Two independently conducted analyses of the 2020 United States Census indicate a significant undercount that may have left millions of Black Americans out of the racial population data reported in August.

First reported by The Washington Post, a simulation comparing the Census Bureau’s estimated population distribution by race in 2020 with previous results from 2010 suggest that up to three times as many Black Americans were left out of the most recent census as were left off a decade prior.

A separate report suggests Black children may have been undercounted at a rate of up to 10 times as high as they were in 2010, according to the Post.

While some inaccuracies are to be expected during a large-scale data collection endeavor such as the census, the events of 2020 provided a “perfect storm” of converging roadblocks to ensuring everyone was accounted for, according to Michigan Rep. Brenda Lawrence.

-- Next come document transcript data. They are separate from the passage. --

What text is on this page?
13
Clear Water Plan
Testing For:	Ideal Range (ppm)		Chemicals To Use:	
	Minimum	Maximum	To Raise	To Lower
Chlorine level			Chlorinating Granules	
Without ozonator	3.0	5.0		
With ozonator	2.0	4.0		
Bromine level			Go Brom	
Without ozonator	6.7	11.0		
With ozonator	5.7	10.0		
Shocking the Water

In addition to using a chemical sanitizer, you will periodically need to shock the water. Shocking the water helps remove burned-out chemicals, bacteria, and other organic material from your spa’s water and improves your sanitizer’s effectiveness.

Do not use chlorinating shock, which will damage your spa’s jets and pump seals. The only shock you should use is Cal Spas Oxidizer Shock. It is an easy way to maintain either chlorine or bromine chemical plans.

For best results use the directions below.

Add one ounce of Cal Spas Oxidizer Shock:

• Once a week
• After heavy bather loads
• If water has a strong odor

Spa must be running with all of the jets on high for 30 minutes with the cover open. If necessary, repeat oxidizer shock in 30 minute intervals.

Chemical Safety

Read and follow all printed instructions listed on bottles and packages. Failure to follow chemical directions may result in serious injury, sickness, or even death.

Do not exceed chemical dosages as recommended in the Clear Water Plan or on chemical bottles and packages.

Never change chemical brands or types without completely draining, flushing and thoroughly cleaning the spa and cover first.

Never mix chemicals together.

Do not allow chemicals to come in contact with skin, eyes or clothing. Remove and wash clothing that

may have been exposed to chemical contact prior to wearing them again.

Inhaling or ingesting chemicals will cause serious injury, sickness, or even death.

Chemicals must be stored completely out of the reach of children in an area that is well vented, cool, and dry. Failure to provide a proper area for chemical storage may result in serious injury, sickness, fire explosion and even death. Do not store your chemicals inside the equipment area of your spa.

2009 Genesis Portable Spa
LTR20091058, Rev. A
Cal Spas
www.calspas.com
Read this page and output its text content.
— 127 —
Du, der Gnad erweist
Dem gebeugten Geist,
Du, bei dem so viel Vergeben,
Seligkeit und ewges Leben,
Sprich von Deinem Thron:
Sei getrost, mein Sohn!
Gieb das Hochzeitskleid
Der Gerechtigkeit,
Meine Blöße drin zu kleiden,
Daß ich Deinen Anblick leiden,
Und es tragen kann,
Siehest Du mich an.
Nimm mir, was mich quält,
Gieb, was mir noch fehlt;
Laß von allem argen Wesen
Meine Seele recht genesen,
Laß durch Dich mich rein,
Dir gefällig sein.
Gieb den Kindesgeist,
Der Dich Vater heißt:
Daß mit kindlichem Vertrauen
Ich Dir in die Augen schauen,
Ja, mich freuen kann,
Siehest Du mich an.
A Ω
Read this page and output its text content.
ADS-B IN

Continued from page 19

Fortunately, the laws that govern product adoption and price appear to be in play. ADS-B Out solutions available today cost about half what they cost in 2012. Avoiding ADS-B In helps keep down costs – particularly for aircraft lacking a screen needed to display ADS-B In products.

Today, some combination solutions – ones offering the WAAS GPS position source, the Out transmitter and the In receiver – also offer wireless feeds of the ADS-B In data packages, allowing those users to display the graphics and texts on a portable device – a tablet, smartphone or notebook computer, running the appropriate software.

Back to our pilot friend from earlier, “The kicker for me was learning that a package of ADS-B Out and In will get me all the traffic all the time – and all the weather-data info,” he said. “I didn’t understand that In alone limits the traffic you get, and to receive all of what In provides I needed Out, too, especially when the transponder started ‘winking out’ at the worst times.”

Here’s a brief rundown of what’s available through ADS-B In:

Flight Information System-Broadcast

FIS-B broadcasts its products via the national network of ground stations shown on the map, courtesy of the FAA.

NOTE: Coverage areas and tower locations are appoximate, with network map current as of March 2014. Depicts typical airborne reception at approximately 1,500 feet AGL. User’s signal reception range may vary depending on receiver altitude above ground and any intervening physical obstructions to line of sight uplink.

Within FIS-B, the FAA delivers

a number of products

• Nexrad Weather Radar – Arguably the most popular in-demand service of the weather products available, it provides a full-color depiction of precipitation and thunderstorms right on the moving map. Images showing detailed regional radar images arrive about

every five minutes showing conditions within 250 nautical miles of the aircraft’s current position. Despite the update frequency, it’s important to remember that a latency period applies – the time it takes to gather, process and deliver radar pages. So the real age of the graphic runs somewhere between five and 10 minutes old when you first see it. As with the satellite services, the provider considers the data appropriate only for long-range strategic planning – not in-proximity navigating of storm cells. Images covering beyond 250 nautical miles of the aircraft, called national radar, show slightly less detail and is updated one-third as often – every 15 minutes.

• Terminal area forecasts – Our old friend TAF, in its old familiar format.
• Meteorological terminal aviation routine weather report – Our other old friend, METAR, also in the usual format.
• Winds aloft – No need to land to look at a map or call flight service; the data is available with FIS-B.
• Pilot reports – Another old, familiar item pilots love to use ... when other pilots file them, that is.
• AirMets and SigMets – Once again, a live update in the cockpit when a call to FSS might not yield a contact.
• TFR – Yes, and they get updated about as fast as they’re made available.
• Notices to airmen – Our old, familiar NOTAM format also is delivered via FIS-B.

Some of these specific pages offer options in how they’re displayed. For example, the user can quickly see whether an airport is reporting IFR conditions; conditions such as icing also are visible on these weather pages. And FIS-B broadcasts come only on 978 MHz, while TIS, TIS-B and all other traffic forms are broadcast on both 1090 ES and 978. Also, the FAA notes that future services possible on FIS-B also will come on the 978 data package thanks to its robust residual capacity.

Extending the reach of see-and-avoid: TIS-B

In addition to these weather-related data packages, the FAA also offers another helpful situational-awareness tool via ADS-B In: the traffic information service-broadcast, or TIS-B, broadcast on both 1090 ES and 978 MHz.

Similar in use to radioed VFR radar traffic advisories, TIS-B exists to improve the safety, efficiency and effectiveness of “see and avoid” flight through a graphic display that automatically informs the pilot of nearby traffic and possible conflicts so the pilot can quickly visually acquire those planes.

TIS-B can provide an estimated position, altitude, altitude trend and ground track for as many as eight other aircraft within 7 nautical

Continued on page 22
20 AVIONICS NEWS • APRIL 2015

“It was a perfect storm. You had COVID, you have this inherent generational resentment to government knocking on your door and asking questions, then you add to that the digital divide,” Lawrence told Click on Detroit.

“I’m hopeful that the official numbers are not as low as the ones that the analysts are putting out, but the numbers that we’ve seen from these analysts are disturbing,” she told the Post.

The simulation comparing racial distribution estimates with the actual results was conducted by Connie Citro, a statistician and senior scholar at the Committee on National Statistics at the National Academies of Sciences, Engineering, and Medicine, according to the Post.

For people who reportedly identified as Black and no other race, Citro’s findings revealed a net undercount ranging anywhere between 3.24% and 7.25%, or approximately 2 million citizens. In 2010, the same group was undercounted at a rate of just 2.3%, per the Post.

Citro’s findings also suggested those who reported identifying as Black in combination with one or more other races may have have been misrepresented with an undercount of 4.36% ranging up to an overcount 0.28%. The undercount for this group in 2010 was just 1.1%, the Post reports.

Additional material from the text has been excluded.